>Last night I was reading the current (November) issue of O Magazine…
…and came across something quite fascinating in the Body Wise section on page 218 called “Women’s Business.”
The section’s subtitle was “Good news, bad news on the sexual health front,” and boy, was that an understatement. One of the bulleted points really caught my eye. It was called “Embarrassing Symptons.” You wouldn’t believe what it addressed:
More than half of women over age 50 are affected to some degree by a condition called pelvic organ prolapse […]. “Many women feel like something is falling out of their vagina,” says Linda Brubaker, MD, director of the division of female pelvic medicine and reconstructive surgery at Loyola University Medical Center in Chicago. In some cases, it is, and it must be pushed back up inside their bodies. The problem starts when connective tissues…blah, blah, blah.
I’m sorry. I stopped reading after I saw the part about having to push the entrails of your peeper that have FALLEN OUT AND ARE HANGING IN THE WIND back up inside where they belong.
Ugh. Alright, here’s why they said your cat could fall out:
The problem starts when connective tissues that support the pelvic organs—including the vagina, bladder, and rectum—become stretched and damaged (usually the result of pregnancy and pushing during childbirth, but sometimes due to frequent heavy lifting AND WHORING); over time those organs begin dropping. [Lo’s note: Sorry. That last part about the whoring was mine.]
Many women are too embarrassed to see a doctor,” says Brubaker, [no shit, says Lo] “or they’re afraid they’ll need surgery.” But treatment includes nonsurgical options such as Kegel exercises and the insertion of a pessary, a plastic device that helps support the pelvic organs.

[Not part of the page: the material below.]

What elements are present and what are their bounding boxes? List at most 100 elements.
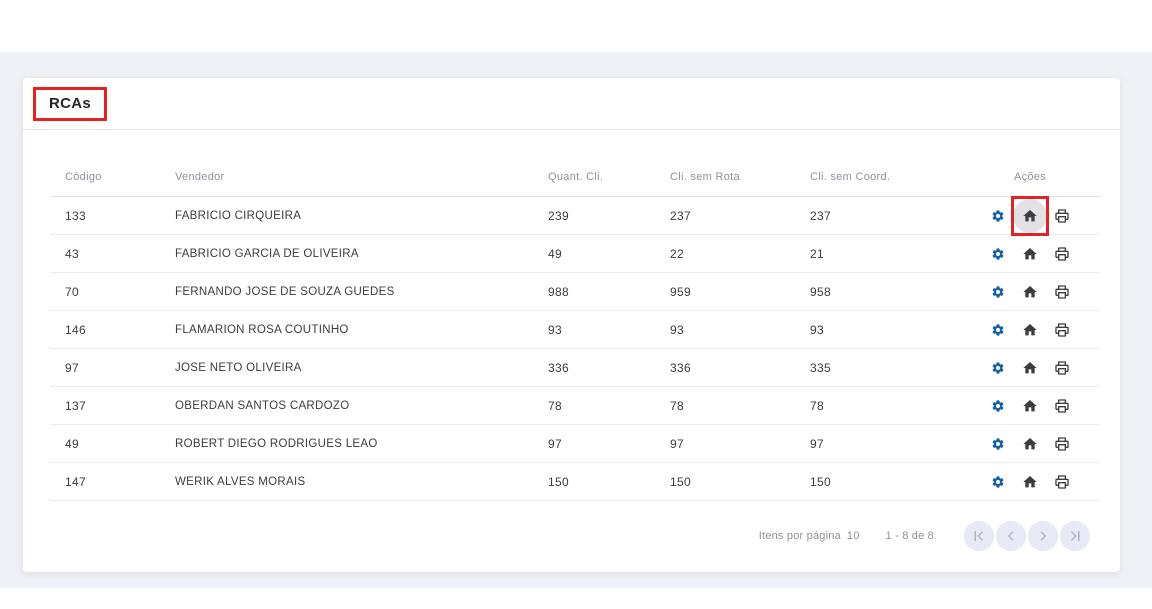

My favorite part is at the end of the piece:
For more information, check out the Pelvic Floor Disorders Network (pfdn.org).
Pelvic Floor Disorders? They make it sound like your peeper’s got some sort of trap door that could give at any moment.
Anyway ladies, if you find yourself walking along and your cat suddenly falls out, or if it’s already happened and you’ve been duct taping it to hold it in, there’s help. (Fellas, if this is happening to your girl, tell her there’s a solution…unless you happen to like loose snatch.)
I know I shouldn’t joke about this, but good lawd, of all the things I didn’t realize I’d have to worry about with the passage of time. Now they’re telling me that once I’m in my 50’s, I gotta be on the lookout for my cat falling out as I’m shopping, or, heaven forbid, trying on shoes?
On another front, I guess this means I’d better stop whoring.*
*I’m just joking. I’m so not a whore.
**What qualifies for whoredom anyway? Is there a certain number that, once you pass it, you get a certificate? Perhaps I shouldn’t speak so soon.